Yeter, 2 haftadır derneğin koruması altında. 23 yaşındaki Yeter, derneğin bulduğu bir evde kalıyor. Boncuklardan kolye yapıp, satıyor. Yeter, ‘‘Fuhuş yapsaydım belki şimdi günde 1 milyar lira kazanacaktım. Ama boncuktan kazandığım 3-5 kuruş, beni mutlu ediyor. Geleceğimi kirli parayla kurmak istemiyorum’’ diyor. İpe dizdiği her boncukta, geçmişinden biraz daha uzaklaşıyor.

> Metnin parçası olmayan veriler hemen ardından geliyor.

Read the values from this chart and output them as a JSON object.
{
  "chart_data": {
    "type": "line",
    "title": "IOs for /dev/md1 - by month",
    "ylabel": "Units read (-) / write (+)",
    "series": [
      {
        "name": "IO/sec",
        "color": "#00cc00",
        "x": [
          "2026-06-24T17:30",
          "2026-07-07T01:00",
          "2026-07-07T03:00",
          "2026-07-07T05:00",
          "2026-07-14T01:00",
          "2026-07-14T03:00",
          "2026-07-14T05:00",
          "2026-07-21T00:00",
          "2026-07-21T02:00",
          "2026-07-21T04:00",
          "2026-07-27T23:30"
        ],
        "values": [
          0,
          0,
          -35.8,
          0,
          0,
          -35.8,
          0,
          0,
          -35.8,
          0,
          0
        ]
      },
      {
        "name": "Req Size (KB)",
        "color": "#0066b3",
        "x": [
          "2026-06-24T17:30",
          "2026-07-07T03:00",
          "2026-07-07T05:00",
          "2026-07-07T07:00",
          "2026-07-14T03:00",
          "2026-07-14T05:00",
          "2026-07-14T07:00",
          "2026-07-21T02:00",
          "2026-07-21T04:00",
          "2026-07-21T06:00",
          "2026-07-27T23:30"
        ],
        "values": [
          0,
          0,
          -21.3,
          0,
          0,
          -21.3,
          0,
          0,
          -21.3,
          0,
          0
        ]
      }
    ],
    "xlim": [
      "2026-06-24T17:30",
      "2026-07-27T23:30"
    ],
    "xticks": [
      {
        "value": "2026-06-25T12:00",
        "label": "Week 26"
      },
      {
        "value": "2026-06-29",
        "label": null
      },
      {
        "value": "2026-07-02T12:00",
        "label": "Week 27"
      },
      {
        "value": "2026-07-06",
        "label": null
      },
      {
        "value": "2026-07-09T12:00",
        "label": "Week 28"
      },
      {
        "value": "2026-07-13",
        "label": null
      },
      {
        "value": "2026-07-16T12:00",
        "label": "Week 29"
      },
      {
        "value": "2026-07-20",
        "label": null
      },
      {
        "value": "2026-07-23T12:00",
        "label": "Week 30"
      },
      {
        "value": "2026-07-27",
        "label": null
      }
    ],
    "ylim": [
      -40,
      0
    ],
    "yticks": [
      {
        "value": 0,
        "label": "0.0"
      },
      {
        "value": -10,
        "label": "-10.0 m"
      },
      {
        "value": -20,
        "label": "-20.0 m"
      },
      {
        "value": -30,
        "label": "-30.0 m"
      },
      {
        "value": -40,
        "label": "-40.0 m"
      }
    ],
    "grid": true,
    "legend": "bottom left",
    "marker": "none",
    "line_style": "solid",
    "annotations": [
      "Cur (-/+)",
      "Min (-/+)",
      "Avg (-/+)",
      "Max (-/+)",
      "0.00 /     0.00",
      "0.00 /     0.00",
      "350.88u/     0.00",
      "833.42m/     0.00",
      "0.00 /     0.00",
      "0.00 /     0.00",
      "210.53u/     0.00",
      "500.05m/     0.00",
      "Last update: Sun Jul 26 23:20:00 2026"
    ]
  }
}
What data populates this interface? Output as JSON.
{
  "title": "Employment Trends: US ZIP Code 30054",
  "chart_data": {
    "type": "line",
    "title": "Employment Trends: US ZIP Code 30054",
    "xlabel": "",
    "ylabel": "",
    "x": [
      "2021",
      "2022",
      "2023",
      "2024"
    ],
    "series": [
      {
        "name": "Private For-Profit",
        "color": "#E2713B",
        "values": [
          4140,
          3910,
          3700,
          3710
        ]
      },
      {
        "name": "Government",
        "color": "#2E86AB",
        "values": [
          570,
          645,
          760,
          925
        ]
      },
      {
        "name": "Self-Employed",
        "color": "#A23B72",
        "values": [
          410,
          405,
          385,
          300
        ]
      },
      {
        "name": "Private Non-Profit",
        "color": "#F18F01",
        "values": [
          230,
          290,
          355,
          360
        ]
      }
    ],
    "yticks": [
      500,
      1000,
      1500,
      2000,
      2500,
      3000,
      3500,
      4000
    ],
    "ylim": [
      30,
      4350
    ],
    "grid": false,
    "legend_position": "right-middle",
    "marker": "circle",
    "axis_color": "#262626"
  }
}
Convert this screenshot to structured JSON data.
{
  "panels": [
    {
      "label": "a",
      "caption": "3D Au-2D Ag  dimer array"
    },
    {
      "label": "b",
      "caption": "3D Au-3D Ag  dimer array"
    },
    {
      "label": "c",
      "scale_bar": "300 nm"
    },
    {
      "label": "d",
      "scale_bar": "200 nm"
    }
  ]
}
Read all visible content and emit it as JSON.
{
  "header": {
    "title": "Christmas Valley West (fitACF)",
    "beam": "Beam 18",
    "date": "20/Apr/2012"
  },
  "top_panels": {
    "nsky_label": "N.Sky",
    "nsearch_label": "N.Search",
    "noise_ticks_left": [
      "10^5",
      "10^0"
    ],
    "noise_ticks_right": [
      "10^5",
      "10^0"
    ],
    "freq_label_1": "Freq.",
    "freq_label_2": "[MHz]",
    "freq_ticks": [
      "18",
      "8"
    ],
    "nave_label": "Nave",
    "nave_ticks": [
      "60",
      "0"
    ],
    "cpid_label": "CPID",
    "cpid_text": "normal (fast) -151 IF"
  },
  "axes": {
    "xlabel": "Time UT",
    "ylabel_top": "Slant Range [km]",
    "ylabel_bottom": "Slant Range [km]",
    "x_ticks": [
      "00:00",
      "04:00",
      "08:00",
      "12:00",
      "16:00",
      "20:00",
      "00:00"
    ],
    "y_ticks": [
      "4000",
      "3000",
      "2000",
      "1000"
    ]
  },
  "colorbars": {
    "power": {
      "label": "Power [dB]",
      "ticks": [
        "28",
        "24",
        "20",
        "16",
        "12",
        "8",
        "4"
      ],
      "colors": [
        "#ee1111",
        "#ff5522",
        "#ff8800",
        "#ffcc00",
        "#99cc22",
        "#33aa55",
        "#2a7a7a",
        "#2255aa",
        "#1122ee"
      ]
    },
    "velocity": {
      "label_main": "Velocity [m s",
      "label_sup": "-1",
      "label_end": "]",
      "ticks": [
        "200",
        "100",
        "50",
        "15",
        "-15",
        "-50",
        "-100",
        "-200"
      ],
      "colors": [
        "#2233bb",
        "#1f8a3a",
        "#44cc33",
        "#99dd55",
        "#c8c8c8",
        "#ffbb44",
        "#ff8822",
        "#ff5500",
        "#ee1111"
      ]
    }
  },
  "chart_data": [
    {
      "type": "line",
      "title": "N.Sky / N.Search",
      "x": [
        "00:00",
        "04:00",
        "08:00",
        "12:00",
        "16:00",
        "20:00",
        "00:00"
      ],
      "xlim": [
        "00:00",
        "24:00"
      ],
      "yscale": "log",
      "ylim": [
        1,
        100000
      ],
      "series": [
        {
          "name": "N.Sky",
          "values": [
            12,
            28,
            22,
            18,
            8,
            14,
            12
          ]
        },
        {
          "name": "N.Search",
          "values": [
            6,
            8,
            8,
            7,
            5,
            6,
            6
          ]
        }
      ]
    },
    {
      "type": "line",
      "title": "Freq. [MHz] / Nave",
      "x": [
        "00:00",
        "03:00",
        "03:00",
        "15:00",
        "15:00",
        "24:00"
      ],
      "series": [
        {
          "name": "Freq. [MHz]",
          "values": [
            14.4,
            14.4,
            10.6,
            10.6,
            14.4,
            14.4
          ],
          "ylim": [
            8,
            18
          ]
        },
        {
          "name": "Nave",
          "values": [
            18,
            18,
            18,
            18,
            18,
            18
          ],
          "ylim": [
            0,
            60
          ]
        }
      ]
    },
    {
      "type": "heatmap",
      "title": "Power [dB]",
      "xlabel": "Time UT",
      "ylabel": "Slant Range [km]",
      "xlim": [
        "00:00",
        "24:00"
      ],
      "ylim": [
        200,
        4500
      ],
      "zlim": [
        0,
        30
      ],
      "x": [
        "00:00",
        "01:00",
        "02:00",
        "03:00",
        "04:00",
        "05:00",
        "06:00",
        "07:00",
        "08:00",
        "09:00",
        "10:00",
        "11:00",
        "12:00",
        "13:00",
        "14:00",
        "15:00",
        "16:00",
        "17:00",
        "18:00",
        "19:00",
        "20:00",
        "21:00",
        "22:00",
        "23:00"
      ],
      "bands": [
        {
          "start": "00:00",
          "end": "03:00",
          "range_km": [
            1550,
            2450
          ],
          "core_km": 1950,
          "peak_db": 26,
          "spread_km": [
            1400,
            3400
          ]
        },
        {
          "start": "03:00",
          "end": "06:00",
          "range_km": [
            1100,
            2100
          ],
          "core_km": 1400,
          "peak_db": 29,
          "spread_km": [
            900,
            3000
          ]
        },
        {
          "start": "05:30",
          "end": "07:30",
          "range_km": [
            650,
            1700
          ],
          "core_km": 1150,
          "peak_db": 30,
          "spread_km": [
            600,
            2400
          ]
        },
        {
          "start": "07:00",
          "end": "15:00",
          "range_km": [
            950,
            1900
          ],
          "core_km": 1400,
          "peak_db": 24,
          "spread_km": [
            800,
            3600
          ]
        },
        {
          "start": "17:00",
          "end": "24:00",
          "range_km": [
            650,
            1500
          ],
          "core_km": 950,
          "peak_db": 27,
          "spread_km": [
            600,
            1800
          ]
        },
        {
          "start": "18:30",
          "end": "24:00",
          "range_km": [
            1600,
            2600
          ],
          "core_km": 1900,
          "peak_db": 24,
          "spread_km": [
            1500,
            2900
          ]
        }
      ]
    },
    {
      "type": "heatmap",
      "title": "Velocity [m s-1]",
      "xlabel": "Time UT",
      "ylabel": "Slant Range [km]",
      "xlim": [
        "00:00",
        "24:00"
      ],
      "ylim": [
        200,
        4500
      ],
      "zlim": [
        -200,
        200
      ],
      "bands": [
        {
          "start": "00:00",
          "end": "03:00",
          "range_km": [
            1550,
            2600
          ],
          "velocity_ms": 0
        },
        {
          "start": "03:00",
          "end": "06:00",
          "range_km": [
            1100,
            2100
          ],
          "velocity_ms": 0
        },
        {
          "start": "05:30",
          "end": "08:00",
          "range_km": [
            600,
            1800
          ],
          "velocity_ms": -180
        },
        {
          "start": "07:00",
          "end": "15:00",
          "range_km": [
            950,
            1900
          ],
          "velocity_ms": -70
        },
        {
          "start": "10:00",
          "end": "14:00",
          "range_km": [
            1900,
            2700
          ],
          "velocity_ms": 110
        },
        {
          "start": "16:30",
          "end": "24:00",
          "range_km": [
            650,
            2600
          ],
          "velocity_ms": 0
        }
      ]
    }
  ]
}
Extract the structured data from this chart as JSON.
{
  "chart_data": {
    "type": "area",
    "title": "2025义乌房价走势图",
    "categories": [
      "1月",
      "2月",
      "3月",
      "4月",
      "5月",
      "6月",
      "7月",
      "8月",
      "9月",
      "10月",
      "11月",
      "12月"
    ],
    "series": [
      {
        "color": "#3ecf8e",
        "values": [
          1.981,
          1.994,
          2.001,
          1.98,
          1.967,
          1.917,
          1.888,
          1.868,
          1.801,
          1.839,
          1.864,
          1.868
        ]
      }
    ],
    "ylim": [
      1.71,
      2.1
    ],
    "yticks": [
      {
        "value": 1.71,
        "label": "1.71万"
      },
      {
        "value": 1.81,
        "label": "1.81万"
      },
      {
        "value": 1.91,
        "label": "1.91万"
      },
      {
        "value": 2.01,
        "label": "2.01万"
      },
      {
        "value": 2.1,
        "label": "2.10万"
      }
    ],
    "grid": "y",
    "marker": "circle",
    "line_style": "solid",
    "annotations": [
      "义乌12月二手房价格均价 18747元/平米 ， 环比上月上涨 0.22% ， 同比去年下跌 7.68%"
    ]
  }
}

SOKAK ÇOCUKLARININ REHABİLİTE MERKEZİ
Yeter A'nın ve birçok sokak çocuğunun sığındığı Ülkem Çocukları Derneği, 7 yıldır faaliyet gösteriyor. Resmi açılışı 13 Haziran'da yapılan dernekte, şu an Türkiye'nin her yerinden gelen 120 çocuk rehabilite ediliyor. Dernek, aileleri tarafından ihmal edilerek, sokaklarda yaşamak zorunda kalan çocukları, topluma yeniden kazandırmayı amaçlıyor. 600 gönüllü üyenin çalıştığı dernekte, 2 psikolog, 1 çocuk gelişimci, halkla ilişkiler uzmanı, sosyolog ve 7 öğretmen görev yapıyor. Ülkem Çocukları Derneği Başkanı Murat Çuhadar, sokak çocuklarını toplumsal bir yara olarak tanımlıyor. Bu yarayı sarmak için derneği kurduğunu belirten Çuhadaroğlu, ‘‘Sokakta yaşamak zorunda kalan çocuklarımız, ileriki dönemde eğitimden ve çağdaş yaşamdan uzak kalarak suç işleme makinesi haline geliyor. Bu çocukların, haklarını koruma adına mücadele eden ve halkı bu konuda bilinçlendiren bir sivil toplum kuruluşuyuz’’ diye konuşuyor.